On that single journey I notice the tube cultivates its own wind.
It’s at the top of escalators and outside the lifts.
It teases you when you change platforms and chases you down the emergency stairs.
The worst thing is, in my local station, the wind is most powerful by the ticket machines.
When I come back from my indulgent date I go straight over to top up my oyster card. It’s forward thinking because I know I’ll have to catch a bus later.
The wind tears around me like a tornado. My skirt beats about my ears.
I try to hold it between my legs but it flies up at the back. I try to hold it over my bottom but then it blows up at the front.
I battle to keep it down as I push a two pound coin into the slot. But it’s hopeless.
I feel like the whole world is watching me squeaking in panic and failing to cover myself up.
I give up trying to feed more money into the machine and hurry to finish the transaction. I need to press my pass against the machine to register the £2. I let go of my skirt to flick my pass at the sensor, then without checking the screen I rush out of the station towards calmer streets.
When I get on the bus, my pass makes a negative bleep.
“You have no money on it,” the driver says.
I’m dismayed.
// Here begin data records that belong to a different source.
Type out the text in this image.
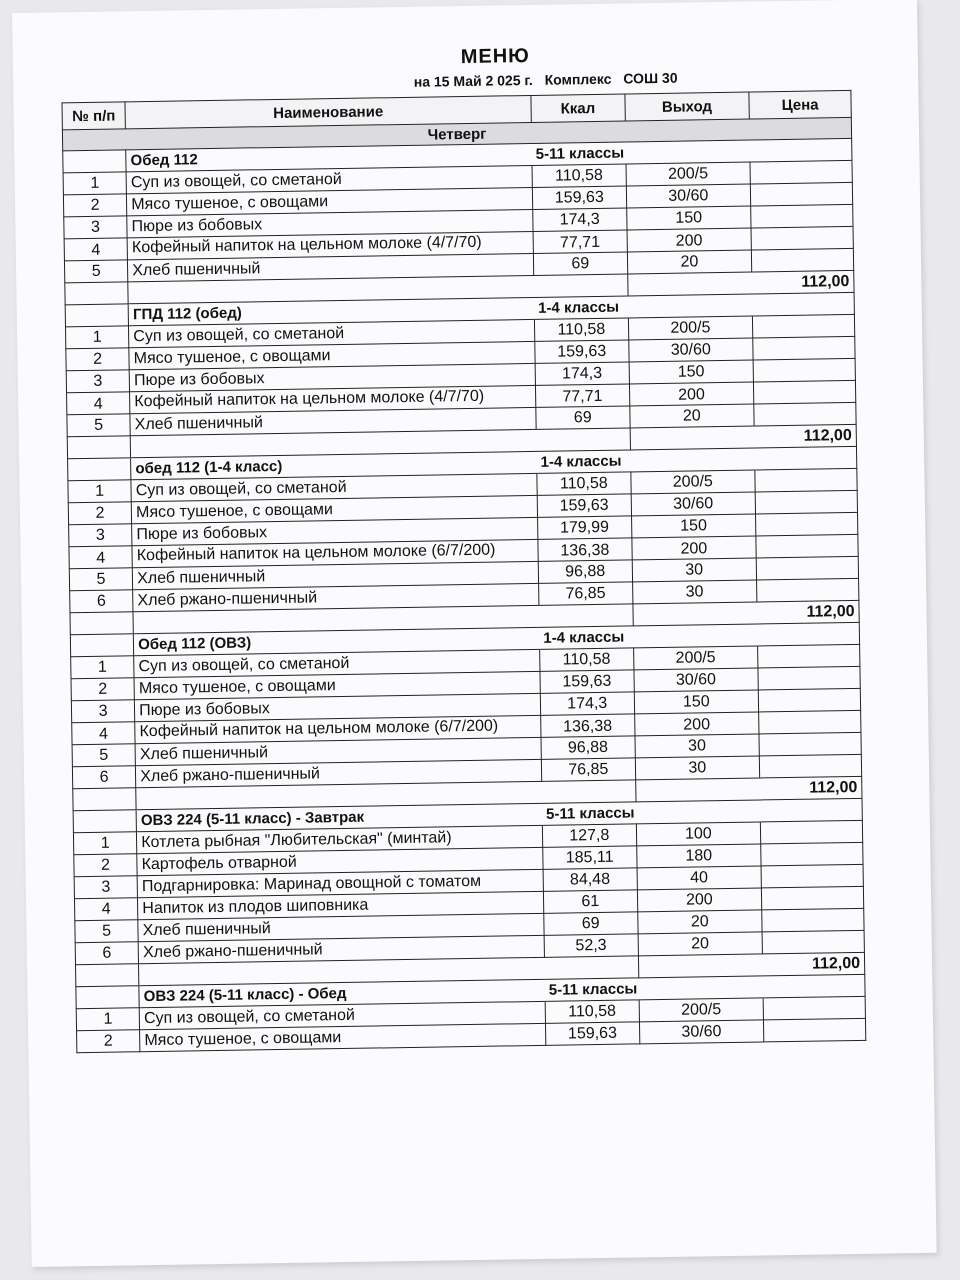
МЕНЮ
на 15 Май 2 025 г. Комплекс СОШ 30
№ п/п	Наименование	Ккал	Выход	Цена
Четверг				
	Обед 112	5-11 классы		
1	Суп из овощей, со сметаной	110,58	200/5	
2	Мясо тушеное, с овощами	159,63	30/60	
3	Пюре из бобовых	174,3	150	
4	Кофейный напиток на цельном молоке (4/7/70)	77,71	200	
5	Хлеб пшеничный	69	20	
			112,00	
	ГПД 112 (обед)	1-4 классы		
1	Суп из овощей, со сметаной	110,58	200/5	
2	Мясо тушеное, с овощами	159,63	30/60	
3	Пюре из бобовых	174,3	150	
4	Кофейный напиток на цельном молоке (4/7/70)	77,71	200	
5	Хлеб пшеничный	69	20	
			112,00	
	обед 112 (1-4 класс)	1-4 классы		
1	Суп из овощей, со сметаной	110,58	200/5	
2	Мясо тушеное, с овощами	159,63	30/60	
3	Пюре из бобовых	179,99	150	
4	Кофейный напиток на цельном молоке (6/7/200)	136,38	200	
5	Хлеб пшеничный	96,88	30	
6	Хлеб ржано-пшеничный	76,85	30	
			112,00	
	Обед 112 (ОВЗ)	1-4 классы		
1	Суп из овощей, со сметаной	110,58	200/5	
2	Мясо тушеное, с овощами	159,63	30/60	
3	Пюре из бобовых	174,3	150	
4	Кофейный напиток на цельном молоке (6/7/200)	136,38	200	
5	Хлеб пшеничный	96,88	30	
6	Хлеб ржано-пшеничный	76,85	30	
			112,00	
	ОВЗ 224 (5-11 класс) - Завтрак	5-11 классы		
1	Котлета рыбная "Любительская" (минтай)	127,8	100	
2	Картофель отварной	185,11	180	
3	Подгарнировка: Маринад овощной с томатом	84,48	40	
4	Напиток из плодов шиповника	61	200	
5	Хлеб пшеничный	69	20	
6	Хлеб ржано-пшеничный	52,3	20	
			112,00	
	ОВЗ 224 (5-11 класс) - Обед	5-11 классы		
1	Суп из овощей, со сметаной	110,58	200/5	
2	Мясо тушеное, с овощами	159,63	30/60	
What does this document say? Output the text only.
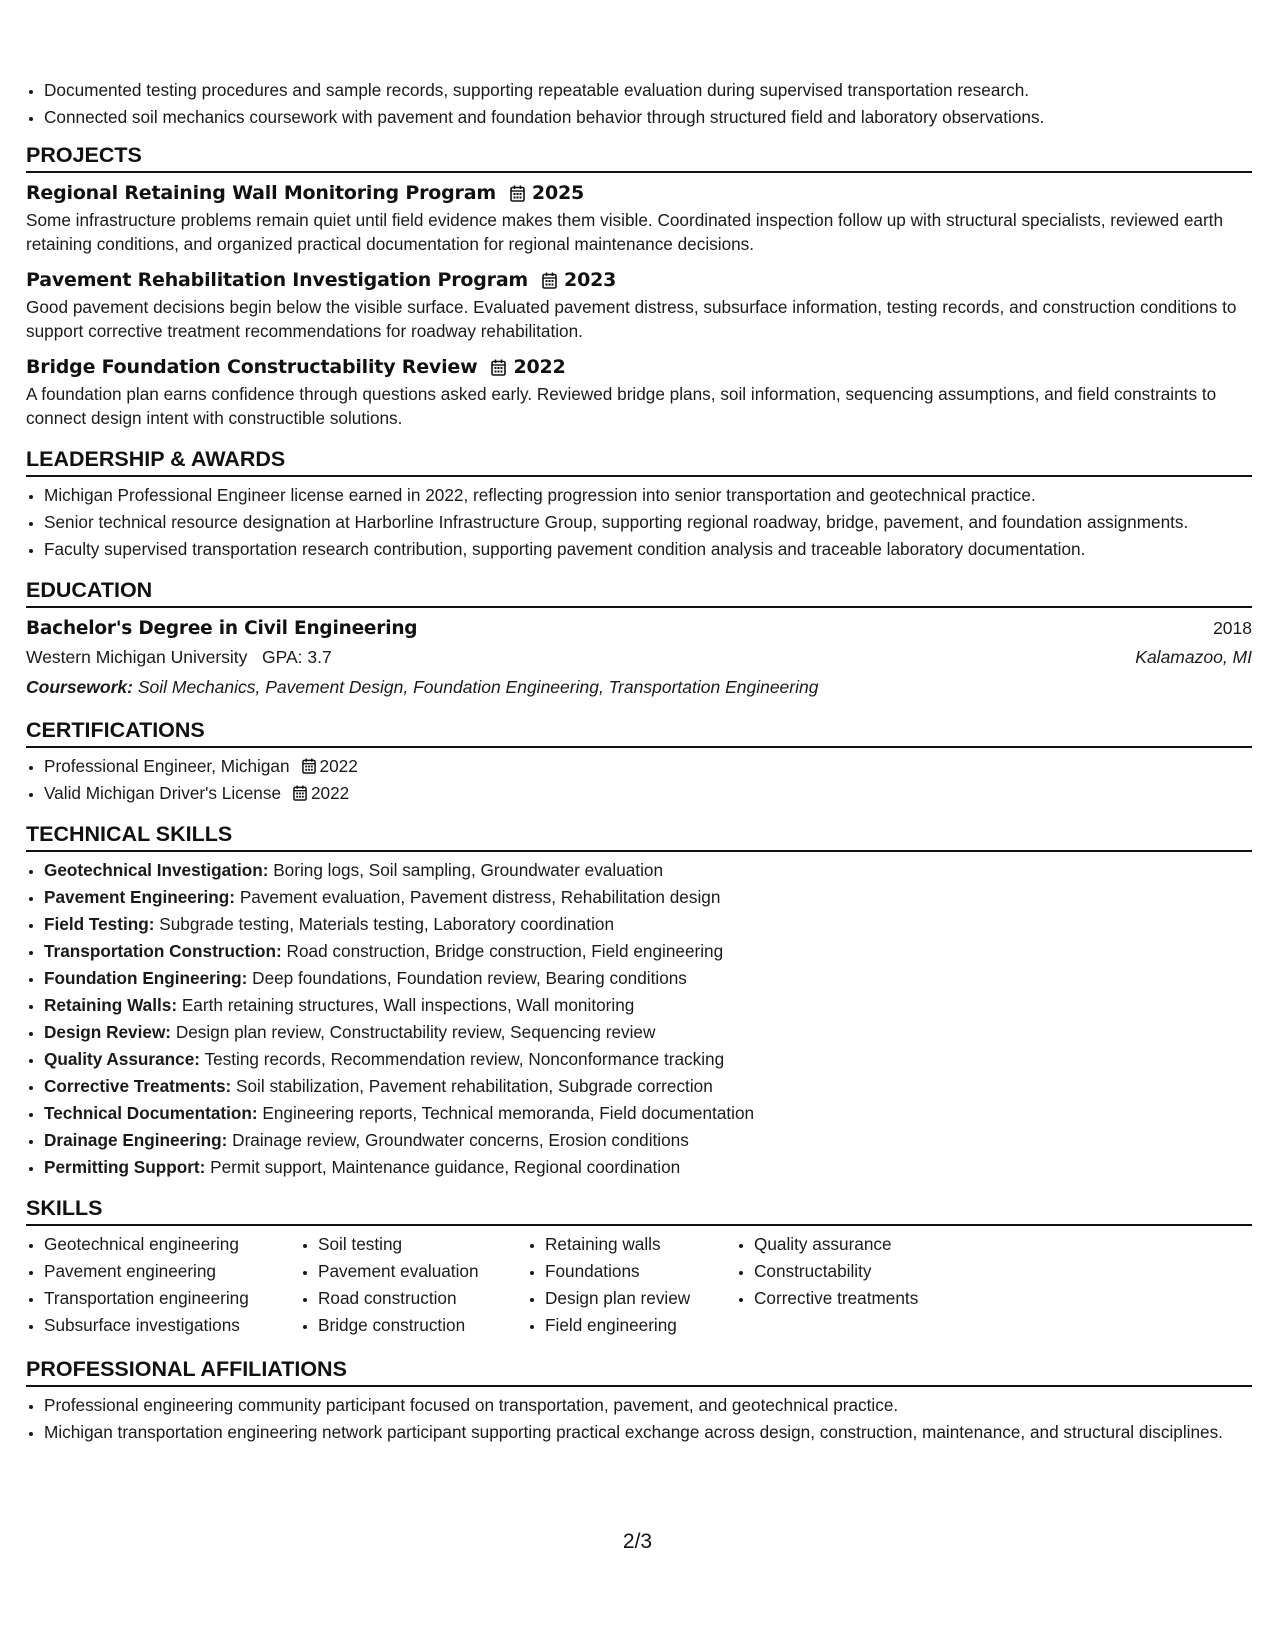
• Documented testing procedures and sample records, supporting repeatable evaluation during supervised transportation research.
• Connected soil mechanics coursework with pavement and foundation behavior through structured field and laboratory observations.
PROJECTS
Regional Retaining Wall Monitoring Program 2025
Some infrastructure problems remain quiet until field evidence makes them visible. Coordinated inspection follow up with structural specialists, reviewed earth retaining conditions, and organized practical documentation for regional maintenance decisions.
Pavement Rehabilitation Investigation Program 2023
Good pavement decisions begin below the visible surface. Evaluated pavement distress, subsurface information, testing records, and construction conditions to support corrective treatment recommendations for roadway rehabilitation.
Bridge Foundation Constructability Review 2022
A foundation plan earns confidence through questions asked early. Reviewed bridge plans, soil information, sequencing assumptions, and field constraints to connect design intent with constructible solutions.
LEADERSHIP & AWARDS
• Michigan Professional Engineer license earned in 2022, reflecting progression into senior transportation and geotechnical practice.
• Senior technical resource designation at Harborline Infrastructure Group, supporting regional roadway, bridge, pavement, and foundation assignments.
• Faculty supervised transportation research contribution, supporting pavement condition analysis and traceable laboratory documentation.
EDUCATION
Bachelor's Degree in Civil Engineering	2018
Western Michigan University GPA: 3.7	Kalamazoo, MI
Coursework: Soil Mechanics, Pavement Design, Foundation Engineering, Transportation Engineering
CERTIFICATIONS
• Professional Engineer, Michigan 2022
• Valid Michigan Driver's License 2022
TECHNICAL SKILLS
• Geotechnical Investigation: Boring logs, Soil sampling, Groundwater evaluation
• Pavement Engineering: Pavement evaluation, Pavement distress, Rehabilitation design
• Field Testing: Subgrade testing, Materials testing, Laboratory coordination
• Transportation Construction: Road construction, Bridge construction, Field engineering
• Foundation Engineering: Deep foundations, Foundation review, Bearing conditions
• Retaining Walls: Earth retaining structures, Wall inspections, Wall monitoring
• Design Review: Design plan review, Constructability review, Sequencing review
• Quality Assurance: Testing records, Recommendation review, Nonconformance tracking
• Corrective Treatments: Soil stabilization, Pavement rehabilitation, Subgrade correction
• Technical Documentation: Engineering reports, Technical memoranda, Field documentation
• Drainage Engineering: Drainage review, Groundwater concerns, Erosion conditions
• Permitting Support: Permit support, Maintenance guidance, Regional coordination
SKILLS
• Geotechnical engineering
• Pavement engineering
• Transportation engineering
• Subsurface investigations
• Soil testing
• Pavement evaluation
• Road construction
• Bridge construction
• Retaining walls
• Foundations
• Design plan review
• Field engineering
• Quality assurance
• Constructability
• Corrective treatments
PROFESSIONAL AFFILIATIONS
• Professional engineering community participant focused on transportation, pavement, and geotechnical practice.
• Michigan transportation engineering network participant supporting practical exchange across design, construction, maintenance, and structural disciplines.
2/3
Wearing a skirt has lost me two whole pounds.
“Blow that, I would’ve let everyone see my knickers,” Mum says, when I tell her.
It dawns on me how right she is.
“Next time I will.”


anna m said...

he he, you make me laugh out loud ems, i love it!!

Anna dax said...

hehehehe, fantastic! Show the world your knickers next time Em xx

Mr Jon said...

Just remember to take special care if you ride a push bike. Perhaps you could sew some small, lead fishing weights into the hem?